Le deuxième volume de Tenindreny met en lumière le rôle de la langue maternelle dans l’éducation, la recherche et le développement durable.
La langue maternelle s’impose une nouvelle fois au cœur de la réflexion académique avec la parution du deuxième volume de Tenindreny, publié hier dans le cadre de la célébration du Mois de la langue malgache. Placé sous le thème « Tenin’ny tany : antoky ny fanabeazana mahomby, fototry ny fampandrosoana mateza», l’ouvrage souligne l’importance du malgache dans l’enseignement et le développement du pays.
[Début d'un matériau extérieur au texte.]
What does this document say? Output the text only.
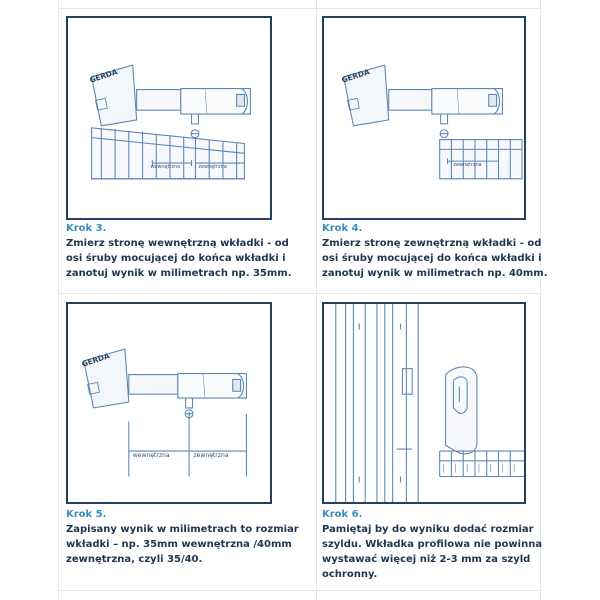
GERDA
wewnętrzna	zewnętrzna
Krok 3.
Zmierz stronę wewnętrzną wkładki - od osi śruby mocującej do końca wkładki i zanotuj wynik w milimetrach np. 35mm.
GERDA
zewnętrzna
Krok 4.
Zmierz stronę zewnętrzną wkładki - od osi śruby mocującej do końca wkładki i zanotuj wynik w milimetrach np. 40mm.
GERDA
wewnętrzna	zewnętrzna
Krok 5.
Zapisany wynik w milimetrach to rozmiar wkładki – np. 35mm wewnętrzna /40mm zewnętrzna, czyli 35/40.
Krok 6.
Pamiętaj by do wyniku dodać rozmiar szyldu. Wkładka profilowa nie powinna wystawać więcej niż 2-3 mm za szyld ochronny.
Coordonné par Daniel Rajoelison et Fanjanirina Sylvie Rakotoalison, ce livre rassemble les communications scientifiques et les résultats des ateliers organisés le 21 février 2025 par l’Itazoma (Centre de recherche sur l’histoire, le patrimoine et les sociétés malgaches), en partenariat avec l’Université d’Antananarivo.
L’ouvrage de 209 pages comprend dix articles rédigés par onze chercheurs, précédés d’une préface de la professeure Baholisoa Simone Ralalaoherivony, responsable de l’Itazoma. Il est structuré en deux parties: la première est consacrée à la linguistique, tandis que la seconde traite de la littérature, du discours et de la communication.
Au-delà des analyses linguistiques, le livre retrace l’évolution de la langue malgache à travers l’histoire, notamment les politiques linguistiques successives depuis le règne de Radama Ier. Il aborde également l’écriture du malgache sur les réseaux sociaux, les technologies de communication ainsi que la sauvegarde des dialectes. Les auteurs rappellent que la langue est un vecteur essentiel de la culture et qu’une meilleure connaissance des dialectes contribue à résoudre certaines questions liées à l’orthographe du malgache.
Le directeur de cabinet de l’Université d’Antananarivo, Victor James Rakotoarisoa, a souligné : « La promotion de la langue et de la culture malgaches figure parmi les priorités de l’université en matière de recherche. » Les responsables estiment que cette publication constitue une référence destinée à renforcer l’usage du malgache, à soutenir l’éducation et à contribuer au développement durable de Madagascar.